"Where can I go?—where shall I be safe?" thought Adela to herself, as they went along. "I wonder—I wonder if Sarah would take me in?" came the next thought. "They"—the "they" applying to the legal thief-catchers—"would never think of looking for me there. Sarah is angry with me, I know, but she won't refuse to hide me. Darvy, direct the man to Colonel Hope's."
This last sensible injunction was a wonderful relief to Darvy's troubled mind. And to Colonel Hope's they went.
Lady Sarah "took her in," and Adela hid herself away in the bedroom of her sister Frances. Truth to say, they were in much anxiety themselves, the colonel included, as to what trouble and exposure might not be falling upon Adela. They did not refuse to shelter her, but they let her know tacitly how utterly they condemned her conduct. Lady Sarah was coldly distant in manner; the colonel would not see her at all.
Before the day was over—it was in the afternoon—Grace came to them with the truth—that Charles Cleveland was released and had gone to Netherleigh. Adela, perhaps not altogether entirely reassured about herself, said she would stay at the colonel's another night, if permitted: and she did so.
That was the explanation of Adela's absence from home. She had left the house in fear; not voluntarily to quit it or her husband. Her husband, however, not knowing this, took the opposite view, and dwelt upon it as he walked away from Lord Acorn's in the summer sun. Not that, one way or the other, it would make any difference to him.
Entering his house, Mr. Grubb went straight upstairs to his dressing-room, intending to change the coat he wore for a lighter one. The bedroom door came first. He opened that, intending to pass across it, when he came face to face with his wife.

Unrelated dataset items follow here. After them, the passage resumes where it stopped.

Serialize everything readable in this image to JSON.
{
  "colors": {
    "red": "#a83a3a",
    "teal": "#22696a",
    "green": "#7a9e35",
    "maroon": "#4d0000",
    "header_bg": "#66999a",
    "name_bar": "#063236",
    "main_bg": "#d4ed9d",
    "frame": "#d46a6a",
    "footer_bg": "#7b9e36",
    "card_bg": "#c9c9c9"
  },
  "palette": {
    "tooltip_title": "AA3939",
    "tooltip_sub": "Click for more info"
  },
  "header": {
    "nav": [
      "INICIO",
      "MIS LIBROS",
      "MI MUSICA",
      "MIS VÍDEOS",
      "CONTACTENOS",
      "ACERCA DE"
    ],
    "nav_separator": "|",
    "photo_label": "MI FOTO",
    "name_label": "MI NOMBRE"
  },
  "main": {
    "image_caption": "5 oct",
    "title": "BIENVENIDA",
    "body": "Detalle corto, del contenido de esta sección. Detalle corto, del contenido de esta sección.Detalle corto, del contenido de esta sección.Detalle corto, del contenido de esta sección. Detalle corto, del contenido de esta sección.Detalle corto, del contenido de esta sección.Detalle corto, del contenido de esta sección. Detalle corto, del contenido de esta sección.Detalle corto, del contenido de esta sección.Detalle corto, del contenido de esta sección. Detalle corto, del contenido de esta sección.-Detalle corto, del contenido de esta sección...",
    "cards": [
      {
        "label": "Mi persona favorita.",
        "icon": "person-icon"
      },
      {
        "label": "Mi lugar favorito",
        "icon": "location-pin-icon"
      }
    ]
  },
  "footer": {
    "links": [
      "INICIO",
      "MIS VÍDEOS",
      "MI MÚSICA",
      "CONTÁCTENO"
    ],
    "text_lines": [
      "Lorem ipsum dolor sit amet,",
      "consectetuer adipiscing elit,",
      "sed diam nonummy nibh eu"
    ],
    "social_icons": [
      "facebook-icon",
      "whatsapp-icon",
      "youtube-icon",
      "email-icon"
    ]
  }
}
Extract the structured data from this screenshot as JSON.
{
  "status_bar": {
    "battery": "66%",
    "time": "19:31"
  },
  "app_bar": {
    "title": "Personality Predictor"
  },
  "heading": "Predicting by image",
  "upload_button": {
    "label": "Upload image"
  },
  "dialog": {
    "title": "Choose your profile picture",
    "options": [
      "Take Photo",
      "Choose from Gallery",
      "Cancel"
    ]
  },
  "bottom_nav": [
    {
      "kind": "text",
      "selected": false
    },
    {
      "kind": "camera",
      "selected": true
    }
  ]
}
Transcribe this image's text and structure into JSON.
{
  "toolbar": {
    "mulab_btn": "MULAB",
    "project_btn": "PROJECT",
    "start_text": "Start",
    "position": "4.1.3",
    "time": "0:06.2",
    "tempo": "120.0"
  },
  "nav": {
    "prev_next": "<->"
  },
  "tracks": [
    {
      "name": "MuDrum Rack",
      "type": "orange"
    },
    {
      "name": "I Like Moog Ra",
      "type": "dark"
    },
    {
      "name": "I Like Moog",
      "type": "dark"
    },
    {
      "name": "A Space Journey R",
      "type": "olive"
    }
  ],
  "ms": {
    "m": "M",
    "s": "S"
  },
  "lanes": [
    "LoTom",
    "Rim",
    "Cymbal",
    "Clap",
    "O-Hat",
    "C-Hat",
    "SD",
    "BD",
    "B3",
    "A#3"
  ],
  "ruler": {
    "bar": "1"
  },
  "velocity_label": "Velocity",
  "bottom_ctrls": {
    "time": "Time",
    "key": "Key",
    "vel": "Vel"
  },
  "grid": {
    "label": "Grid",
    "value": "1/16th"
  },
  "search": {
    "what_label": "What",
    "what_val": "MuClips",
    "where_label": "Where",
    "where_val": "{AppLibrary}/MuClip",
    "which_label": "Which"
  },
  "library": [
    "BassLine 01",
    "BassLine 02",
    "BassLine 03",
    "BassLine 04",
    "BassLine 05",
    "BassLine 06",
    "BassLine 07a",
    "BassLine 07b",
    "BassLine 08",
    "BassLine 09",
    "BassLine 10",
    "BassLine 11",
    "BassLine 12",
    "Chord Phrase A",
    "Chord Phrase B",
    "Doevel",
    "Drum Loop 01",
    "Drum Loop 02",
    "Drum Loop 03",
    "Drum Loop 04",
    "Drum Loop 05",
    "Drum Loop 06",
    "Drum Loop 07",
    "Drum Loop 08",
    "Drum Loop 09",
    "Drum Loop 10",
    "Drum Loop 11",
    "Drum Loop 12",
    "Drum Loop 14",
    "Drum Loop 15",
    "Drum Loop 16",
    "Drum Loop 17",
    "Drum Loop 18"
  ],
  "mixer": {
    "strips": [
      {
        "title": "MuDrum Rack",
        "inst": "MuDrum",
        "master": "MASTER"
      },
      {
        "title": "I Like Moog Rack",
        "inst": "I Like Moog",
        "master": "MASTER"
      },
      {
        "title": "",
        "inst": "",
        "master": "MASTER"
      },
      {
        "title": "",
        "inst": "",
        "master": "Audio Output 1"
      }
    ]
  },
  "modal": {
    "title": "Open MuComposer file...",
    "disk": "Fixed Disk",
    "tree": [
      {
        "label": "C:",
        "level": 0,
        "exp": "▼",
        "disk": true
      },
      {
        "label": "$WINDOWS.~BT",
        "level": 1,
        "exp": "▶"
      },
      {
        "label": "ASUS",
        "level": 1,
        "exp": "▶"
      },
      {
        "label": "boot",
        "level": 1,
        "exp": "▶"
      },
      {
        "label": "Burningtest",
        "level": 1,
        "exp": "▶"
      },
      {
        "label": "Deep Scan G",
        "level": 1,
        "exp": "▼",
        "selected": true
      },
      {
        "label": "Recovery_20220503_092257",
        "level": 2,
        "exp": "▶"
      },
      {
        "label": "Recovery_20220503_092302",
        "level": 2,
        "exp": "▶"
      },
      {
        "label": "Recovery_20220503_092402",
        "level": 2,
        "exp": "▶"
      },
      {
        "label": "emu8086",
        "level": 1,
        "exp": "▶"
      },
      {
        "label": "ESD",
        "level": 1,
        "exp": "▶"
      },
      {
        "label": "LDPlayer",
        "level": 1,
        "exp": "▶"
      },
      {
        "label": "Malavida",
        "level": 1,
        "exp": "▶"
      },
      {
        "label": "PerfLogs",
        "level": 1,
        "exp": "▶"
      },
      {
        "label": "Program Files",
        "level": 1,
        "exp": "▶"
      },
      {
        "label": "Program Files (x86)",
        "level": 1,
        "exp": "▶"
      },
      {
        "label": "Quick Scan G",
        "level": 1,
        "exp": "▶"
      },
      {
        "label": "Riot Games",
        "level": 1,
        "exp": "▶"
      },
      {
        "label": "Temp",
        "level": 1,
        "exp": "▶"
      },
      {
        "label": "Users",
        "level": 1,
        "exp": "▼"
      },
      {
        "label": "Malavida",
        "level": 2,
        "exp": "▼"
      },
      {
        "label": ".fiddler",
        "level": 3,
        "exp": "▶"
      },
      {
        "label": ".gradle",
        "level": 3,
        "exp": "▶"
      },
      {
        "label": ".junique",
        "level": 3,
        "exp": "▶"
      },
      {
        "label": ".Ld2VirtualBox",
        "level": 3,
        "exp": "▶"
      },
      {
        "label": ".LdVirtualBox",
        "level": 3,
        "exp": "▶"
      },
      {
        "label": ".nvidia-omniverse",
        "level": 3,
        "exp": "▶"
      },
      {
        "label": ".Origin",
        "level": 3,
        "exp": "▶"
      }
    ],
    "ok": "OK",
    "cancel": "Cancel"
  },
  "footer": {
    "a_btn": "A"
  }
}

Just for a moment he was taken by surprise, having supposed the room to be empty. She had returned from Lady Sarah's, and was standing at the dressing-glass, doing something to her hair, her bonnet evidently just taken off. She wore a quiet dress of black silk—the one she had gone away in.
That frequent saying, "the devil was sick," was alluded to a few pages back. It might again be quoted. Lady Adela, when she thought the trouble had not passed and her heart was softened, had mentally rehearsed once more a little scene of tenderness, to be enacted when she next met her husband. She met him now; and she turned back to the looking-glass without speaking a word.
She now knew that the danger was over; over for good. Charley was discharged, scathless; her own name had been kept silent and sacred—and there was an end of it.
She turned back to the glass, after looking round to see who it was that had come in, saying not a word. Possibly she anticipated a lecture, and deemed it the wisest plan to keep silent—who knew? Not Mr. Grubb. She gave him neither word nor smile, neither tear nor kiss.